Date(s) - 03/14/2018
3:30 pm - 4:30 pm

Please join us for March’s UWIN seminar! This installment features a captivating duo of short talks by UWIN faculty members Steve Perlmutter and Steve Brunton:

  • Changes in Corticospinal Synaptic Strength Lead to Compensatory Changes in Cortical Neuron Firing. What’s the Feedback Signal?”
    Steve Perlmutter, Research Associate Professor, Department of Physiology & Biophysics, University of Washington
  • Learning physics and the physics of learning”
    Steve Brunton, Assistant Professor, Department of Mechanical Engineering, University of Washington

The seminar is on Wednesday, March 14th, 2018, at 3:30pm in Husky Union Building (HUB) 337.  Refreshments will be served prior to the talks.


“Changes in Corticospinal Synaptic Strength Lead to Compensatory Changes in Cortical Neuron Firing. What’s the Feedback Signal?” (Steve Perlmutter):

We are using activity-dependent electrical stimulation to induce synaptic plasticity in behaving non-human primates. Spinal stimulation triggered by corticomotoneuronal cell activity leads to increases in synaptic strength at the synapse to spinal motoneurons.  The activity pattern of the triggering cell changes after the conditioning in a compensatory manner.  The mechanism for this compensatory change is not clear, but suggests an unexpectedly tight feedback loop to precisely regulate cortical output to motoneurons.

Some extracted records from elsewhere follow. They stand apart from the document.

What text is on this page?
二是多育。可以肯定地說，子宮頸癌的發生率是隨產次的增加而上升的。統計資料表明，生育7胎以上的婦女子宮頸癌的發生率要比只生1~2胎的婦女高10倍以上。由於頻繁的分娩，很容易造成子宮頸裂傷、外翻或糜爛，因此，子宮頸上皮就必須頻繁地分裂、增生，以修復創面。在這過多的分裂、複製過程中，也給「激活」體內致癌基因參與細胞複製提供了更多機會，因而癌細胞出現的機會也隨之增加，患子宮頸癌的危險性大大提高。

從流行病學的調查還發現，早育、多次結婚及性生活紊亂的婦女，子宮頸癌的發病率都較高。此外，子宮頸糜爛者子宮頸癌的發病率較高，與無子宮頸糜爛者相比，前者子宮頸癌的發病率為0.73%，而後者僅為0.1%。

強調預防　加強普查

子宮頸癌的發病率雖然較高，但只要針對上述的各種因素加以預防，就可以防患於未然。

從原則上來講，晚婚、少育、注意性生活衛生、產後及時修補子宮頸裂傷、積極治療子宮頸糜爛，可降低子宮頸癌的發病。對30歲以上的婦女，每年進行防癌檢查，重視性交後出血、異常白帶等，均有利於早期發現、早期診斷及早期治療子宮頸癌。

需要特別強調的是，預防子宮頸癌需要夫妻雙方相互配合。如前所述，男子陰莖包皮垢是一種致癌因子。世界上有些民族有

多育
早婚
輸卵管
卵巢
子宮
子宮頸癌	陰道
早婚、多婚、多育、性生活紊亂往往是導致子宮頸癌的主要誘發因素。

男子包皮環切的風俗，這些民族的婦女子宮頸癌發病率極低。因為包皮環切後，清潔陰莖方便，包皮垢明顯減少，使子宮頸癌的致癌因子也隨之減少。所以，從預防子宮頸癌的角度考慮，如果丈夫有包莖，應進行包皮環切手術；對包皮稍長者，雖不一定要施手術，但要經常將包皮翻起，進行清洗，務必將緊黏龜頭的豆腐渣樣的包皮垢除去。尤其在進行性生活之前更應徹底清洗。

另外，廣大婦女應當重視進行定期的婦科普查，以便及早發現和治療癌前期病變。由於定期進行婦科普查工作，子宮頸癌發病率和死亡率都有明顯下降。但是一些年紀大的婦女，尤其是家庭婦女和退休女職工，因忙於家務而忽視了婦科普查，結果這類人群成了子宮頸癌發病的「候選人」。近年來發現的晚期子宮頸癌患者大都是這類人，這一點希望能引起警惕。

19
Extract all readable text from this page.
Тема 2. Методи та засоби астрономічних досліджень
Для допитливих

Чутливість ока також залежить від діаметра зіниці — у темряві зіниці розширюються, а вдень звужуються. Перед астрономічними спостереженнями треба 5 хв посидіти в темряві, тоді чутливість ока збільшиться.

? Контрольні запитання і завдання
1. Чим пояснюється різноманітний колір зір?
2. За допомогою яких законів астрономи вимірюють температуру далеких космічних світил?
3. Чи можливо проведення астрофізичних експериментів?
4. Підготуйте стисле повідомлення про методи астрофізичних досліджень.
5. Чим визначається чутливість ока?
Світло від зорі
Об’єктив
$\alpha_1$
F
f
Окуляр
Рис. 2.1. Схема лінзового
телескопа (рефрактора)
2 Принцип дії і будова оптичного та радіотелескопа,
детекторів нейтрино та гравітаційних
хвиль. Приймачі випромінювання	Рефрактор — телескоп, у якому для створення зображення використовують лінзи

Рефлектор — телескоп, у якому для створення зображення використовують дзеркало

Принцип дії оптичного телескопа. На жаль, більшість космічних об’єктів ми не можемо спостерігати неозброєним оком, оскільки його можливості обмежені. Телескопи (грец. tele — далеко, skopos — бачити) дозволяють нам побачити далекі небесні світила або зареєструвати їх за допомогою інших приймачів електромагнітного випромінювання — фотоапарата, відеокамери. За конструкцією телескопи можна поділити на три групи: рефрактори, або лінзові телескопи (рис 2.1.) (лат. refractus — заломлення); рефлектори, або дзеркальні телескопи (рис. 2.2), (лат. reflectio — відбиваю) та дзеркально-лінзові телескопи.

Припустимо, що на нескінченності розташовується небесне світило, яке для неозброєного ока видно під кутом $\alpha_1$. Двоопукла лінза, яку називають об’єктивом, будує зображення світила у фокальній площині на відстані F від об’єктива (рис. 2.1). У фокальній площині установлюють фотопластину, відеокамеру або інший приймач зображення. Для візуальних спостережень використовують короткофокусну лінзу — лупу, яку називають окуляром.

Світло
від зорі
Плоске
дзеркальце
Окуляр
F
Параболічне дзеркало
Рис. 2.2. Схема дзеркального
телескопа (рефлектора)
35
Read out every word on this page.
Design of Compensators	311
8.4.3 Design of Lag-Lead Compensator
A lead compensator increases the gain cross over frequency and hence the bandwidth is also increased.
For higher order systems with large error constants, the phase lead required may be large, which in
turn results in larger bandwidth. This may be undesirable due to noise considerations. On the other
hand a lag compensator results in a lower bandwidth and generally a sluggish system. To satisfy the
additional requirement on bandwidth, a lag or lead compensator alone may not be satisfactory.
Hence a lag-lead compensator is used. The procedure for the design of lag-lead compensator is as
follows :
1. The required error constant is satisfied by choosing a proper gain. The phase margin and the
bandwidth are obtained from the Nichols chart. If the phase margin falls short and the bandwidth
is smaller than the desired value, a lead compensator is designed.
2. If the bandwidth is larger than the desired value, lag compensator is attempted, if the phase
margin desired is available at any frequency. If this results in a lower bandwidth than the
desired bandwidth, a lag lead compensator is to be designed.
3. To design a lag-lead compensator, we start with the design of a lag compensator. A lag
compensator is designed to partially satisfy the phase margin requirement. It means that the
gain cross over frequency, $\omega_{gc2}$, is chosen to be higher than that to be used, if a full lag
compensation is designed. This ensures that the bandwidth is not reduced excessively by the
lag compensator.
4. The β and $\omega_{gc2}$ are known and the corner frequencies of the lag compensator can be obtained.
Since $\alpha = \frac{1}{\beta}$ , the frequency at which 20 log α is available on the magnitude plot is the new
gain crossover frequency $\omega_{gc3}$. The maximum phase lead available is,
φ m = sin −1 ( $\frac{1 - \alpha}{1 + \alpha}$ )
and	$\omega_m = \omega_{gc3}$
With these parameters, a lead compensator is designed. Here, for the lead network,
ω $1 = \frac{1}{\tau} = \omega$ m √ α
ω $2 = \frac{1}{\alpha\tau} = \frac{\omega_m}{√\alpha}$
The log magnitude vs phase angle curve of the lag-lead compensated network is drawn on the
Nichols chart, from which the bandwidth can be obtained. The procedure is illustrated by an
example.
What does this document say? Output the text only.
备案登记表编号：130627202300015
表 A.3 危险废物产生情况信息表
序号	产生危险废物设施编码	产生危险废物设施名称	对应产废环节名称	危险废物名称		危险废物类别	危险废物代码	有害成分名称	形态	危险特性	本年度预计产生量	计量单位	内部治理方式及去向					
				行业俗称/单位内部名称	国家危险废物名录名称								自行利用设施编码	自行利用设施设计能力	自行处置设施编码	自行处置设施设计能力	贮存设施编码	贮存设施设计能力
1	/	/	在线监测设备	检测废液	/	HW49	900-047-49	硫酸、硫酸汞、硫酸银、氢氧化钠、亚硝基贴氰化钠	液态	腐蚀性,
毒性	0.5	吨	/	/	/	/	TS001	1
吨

Learning physics and the physics of learning” (Steve Brunton):

The ability to discover physical laws and governing equations from data is one of humankind’s greatest intellectual achievements.  A quantitative understanding of dynamic constraints and balances in nature has facilitated rapid development of knowledge and enabled advanced technology, including aircraft, combustion engines, satellites, and electrical power.  There are many more critical data-driven problems, such as understanding cognition from neural recordings, inferring patterns in climate, determining stability of financial markets, predicting and suppressing the spread of disease, and controlling turbulence for greener transportation and energy.  With abundant data and elusive laws, data-driven discovery of dynamics will continue to play an increasingly important role in these efforts.  This work develops a general framework to discover the governing equations underlying a dynamical system simply from data measurements, leveraging advances in sparsity-promoting techniques and machine learning.